Figure 4. Modeling weak protein complexes with PREs

A) Overlay of ¹H-¹⁵N HSQC spectra of 0.2 mM ¹⁵N-labeled eIF5-CTD in the presence of 0.2 mM eIF1-K57C-MTSL (oxidized, red; reduced, black). B) This histogram corresponds with the ¹H-¹⁵N HSQC spectra in A; oxidized and reduced, eIF1-K57C-MTSL. The ratio of oxidized/reduced cross-peak intensities is plotted as a function of eIF5-CTD residue number (adapted from [15]). Grey bars represent backbone resonances that are not assigned. C) eIF5-CTD residues most effected by eIF1-K57C-MTSL are mapped onto the protein surface. D) CSP and PRE experiments were used to restrain a model for the eIF1:eIF5-CTD complex using the software HADDOCK (Adapted from [15]).

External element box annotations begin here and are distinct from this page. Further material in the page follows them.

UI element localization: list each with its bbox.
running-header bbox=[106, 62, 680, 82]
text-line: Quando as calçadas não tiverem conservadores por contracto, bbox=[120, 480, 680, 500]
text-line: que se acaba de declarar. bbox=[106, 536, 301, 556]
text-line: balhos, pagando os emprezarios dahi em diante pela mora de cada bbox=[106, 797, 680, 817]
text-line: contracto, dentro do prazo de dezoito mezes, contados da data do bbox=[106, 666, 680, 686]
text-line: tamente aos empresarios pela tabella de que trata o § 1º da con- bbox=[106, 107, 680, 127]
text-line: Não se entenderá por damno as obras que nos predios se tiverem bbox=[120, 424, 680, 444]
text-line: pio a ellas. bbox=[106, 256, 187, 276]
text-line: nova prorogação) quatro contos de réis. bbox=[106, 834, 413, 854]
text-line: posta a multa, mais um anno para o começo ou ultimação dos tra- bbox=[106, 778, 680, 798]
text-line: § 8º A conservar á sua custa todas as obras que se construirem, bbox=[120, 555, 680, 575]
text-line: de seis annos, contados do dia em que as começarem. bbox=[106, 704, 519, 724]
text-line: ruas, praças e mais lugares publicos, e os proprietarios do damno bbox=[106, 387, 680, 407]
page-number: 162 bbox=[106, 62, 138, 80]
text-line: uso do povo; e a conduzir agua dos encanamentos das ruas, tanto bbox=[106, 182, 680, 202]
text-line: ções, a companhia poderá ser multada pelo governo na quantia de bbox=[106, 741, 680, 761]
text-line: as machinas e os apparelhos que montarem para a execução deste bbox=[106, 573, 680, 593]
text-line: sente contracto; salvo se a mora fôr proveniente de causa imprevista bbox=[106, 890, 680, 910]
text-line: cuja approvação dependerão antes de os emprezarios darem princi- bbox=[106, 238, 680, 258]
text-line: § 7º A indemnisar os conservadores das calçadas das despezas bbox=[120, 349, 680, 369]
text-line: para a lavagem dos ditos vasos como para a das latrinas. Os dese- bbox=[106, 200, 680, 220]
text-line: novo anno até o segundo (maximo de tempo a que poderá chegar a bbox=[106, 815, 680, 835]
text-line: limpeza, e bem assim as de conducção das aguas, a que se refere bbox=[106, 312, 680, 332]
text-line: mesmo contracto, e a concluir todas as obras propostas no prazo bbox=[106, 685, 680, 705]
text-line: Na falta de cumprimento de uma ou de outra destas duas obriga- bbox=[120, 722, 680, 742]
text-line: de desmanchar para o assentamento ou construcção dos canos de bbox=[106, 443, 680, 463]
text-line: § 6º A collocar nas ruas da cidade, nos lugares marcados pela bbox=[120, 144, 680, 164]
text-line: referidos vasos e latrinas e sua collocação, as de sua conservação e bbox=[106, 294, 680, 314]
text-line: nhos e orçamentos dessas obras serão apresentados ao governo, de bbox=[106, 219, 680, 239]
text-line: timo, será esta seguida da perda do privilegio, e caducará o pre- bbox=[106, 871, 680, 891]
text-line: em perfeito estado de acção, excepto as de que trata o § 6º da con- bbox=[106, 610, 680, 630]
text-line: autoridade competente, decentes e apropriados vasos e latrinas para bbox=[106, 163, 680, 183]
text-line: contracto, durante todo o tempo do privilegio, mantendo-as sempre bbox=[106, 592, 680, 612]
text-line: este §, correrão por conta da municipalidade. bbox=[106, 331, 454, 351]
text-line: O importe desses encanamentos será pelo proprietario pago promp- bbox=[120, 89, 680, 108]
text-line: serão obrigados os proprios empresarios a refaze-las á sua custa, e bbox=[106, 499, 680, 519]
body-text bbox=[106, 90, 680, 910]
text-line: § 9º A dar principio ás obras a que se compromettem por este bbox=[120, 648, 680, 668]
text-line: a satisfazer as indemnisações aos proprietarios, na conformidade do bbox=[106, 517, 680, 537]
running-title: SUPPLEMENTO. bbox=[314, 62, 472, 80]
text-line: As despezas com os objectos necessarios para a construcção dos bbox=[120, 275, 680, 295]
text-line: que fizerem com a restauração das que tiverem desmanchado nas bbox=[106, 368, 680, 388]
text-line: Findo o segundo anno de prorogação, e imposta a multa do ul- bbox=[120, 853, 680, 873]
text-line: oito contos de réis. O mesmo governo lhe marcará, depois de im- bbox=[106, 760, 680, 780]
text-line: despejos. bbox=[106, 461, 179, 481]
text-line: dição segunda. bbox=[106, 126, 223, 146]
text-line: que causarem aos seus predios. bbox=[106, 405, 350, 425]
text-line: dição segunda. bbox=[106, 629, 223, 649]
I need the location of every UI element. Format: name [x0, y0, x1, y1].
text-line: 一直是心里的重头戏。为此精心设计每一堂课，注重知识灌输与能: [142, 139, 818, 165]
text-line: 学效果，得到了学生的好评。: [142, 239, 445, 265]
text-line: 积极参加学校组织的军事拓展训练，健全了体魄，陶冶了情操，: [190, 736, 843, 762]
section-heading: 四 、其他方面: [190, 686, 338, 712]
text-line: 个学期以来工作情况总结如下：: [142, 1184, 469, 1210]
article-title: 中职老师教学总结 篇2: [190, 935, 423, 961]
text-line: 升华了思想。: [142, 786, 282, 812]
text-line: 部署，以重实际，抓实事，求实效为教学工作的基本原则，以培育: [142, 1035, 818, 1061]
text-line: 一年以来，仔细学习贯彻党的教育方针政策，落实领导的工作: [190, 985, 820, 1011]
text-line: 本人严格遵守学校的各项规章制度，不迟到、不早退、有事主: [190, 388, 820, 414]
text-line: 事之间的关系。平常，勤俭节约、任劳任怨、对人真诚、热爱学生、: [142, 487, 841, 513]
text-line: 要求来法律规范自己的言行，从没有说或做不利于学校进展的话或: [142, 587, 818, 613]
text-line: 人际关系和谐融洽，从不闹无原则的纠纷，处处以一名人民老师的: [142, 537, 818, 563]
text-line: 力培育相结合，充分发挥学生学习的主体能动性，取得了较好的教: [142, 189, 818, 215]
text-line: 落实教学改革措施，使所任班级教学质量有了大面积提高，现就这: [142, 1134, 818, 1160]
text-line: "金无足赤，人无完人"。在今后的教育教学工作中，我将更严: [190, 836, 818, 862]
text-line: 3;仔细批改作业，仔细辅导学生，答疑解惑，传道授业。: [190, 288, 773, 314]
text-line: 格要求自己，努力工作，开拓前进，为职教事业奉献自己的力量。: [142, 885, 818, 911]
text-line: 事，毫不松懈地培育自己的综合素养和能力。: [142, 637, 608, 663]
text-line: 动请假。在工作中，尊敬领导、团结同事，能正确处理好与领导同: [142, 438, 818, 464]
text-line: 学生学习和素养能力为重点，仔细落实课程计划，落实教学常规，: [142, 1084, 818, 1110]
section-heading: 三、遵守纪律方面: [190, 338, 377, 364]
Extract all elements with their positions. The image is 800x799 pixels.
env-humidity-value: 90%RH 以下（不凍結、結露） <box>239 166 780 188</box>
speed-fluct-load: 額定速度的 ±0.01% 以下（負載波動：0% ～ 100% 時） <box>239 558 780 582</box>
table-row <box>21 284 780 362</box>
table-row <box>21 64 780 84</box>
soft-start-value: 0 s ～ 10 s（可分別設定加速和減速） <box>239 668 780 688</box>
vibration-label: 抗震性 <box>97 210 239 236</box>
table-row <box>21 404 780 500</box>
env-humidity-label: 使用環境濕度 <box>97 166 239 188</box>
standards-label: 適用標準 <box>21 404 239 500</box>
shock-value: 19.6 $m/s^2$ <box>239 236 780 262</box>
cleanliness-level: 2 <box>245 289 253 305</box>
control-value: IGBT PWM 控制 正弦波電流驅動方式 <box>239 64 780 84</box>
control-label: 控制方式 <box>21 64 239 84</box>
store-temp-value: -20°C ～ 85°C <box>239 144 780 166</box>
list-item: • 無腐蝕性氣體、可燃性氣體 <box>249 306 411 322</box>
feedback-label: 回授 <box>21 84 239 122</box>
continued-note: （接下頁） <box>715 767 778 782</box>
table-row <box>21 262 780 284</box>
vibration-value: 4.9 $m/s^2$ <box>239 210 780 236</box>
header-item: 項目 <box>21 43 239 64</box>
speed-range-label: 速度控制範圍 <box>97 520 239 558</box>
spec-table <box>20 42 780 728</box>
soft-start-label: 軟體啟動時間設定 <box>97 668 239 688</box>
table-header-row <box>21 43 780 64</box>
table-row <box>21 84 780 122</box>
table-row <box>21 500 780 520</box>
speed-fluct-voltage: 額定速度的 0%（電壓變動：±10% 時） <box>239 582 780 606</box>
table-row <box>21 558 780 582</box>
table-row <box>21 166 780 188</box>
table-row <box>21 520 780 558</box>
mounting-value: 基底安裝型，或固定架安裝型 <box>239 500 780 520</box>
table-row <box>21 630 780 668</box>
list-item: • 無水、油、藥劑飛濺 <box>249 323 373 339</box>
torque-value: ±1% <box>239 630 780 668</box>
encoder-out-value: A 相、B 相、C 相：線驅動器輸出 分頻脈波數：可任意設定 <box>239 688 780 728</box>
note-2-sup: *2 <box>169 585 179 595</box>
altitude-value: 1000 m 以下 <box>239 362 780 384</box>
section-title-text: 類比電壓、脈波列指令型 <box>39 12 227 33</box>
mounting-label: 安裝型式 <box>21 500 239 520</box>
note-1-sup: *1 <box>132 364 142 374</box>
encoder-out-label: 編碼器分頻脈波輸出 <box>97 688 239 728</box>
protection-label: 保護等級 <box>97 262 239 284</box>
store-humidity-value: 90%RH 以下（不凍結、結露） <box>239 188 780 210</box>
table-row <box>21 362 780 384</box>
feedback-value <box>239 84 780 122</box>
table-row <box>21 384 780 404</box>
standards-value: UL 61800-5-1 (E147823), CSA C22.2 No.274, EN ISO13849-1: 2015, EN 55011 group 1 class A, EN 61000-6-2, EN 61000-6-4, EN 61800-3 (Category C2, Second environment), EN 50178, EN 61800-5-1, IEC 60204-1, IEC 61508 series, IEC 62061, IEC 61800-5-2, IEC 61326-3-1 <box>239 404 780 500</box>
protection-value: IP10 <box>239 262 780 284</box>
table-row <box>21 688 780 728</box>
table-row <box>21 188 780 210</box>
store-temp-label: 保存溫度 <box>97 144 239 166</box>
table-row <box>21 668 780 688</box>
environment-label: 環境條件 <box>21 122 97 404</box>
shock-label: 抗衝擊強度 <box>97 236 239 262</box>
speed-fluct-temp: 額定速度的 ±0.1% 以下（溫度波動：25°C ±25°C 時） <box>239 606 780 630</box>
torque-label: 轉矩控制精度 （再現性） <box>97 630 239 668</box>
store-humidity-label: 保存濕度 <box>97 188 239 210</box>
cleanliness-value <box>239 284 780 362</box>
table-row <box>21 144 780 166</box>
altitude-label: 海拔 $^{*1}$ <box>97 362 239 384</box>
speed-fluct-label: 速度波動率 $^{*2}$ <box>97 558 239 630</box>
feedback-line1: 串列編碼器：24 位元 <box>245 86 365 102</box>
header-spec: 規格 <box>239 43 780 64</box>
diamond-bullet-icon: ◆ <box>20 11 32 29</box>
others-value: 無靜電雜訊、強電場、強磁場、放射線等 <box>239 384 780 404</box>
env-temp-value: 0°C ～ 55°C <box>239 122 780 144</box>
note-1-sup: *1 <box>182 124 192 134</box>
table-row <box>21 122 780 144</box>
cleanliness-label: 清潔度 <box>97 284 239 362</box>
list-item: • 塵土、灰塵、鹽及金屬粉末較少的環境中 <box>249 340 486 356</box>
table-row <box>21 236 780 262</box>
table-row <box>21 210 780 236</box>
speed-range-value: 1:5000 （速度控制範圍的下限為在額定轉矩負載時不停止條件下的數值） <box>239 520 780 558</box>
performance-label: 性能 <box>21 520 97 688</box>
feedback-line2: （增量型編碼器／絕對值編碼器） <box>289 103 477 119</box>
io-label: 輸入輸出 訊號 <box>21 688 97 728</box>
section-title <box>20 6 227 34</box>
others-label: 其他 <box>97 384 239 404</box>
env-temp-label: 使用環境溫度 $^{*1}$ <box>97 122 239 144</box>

Figure 5. Cross-saturation transfer experiments for protein-protein complexes and drug discovery

A) Principle of cross saturation transfer: The unlabeled receptor (protein 1) binds the ¹⁵N,²H-ligand (protein 2). The aliphatic frequencies of the receptor are then selectively irradiated, which then saturates the aliphatic, aromatic and amide resonances of the receptor through spin diffusion. This saturation is also transferred to ligand resonances located at the binding site and leads to a decrease in the respective HSQC peak intensities. If the complex has a high affinity, the HSQC spectrum would show the peaks of the bound form of the ligand. If the complex is weak, the HSQC would show the spectrum of the free ligand; nonetheless, the saturation has a longer lifetime than the exchange rate between free and bound form and the free form still “remembers” the saturation. B) Application of the cross saturation transfer principle to a mixture of fragments. The same principle as described in A) applies to any ligand binding to the receptor. C) In a mixture of compounds, only fragments that bind to the receptor (gray compound) would exhibit a change in peak intensities. D) Illustration of the SAR by NMR method [35]. First, a fragment library is screened against a protein of interest until two compounds, A and B, are identified that can simultaneously bind to proximal sites. These compounds are then linked together and again screened against the protein. Theoretically, these compounds can be linked into a single molecule whose binding affinity is the summation of the individual binding energies.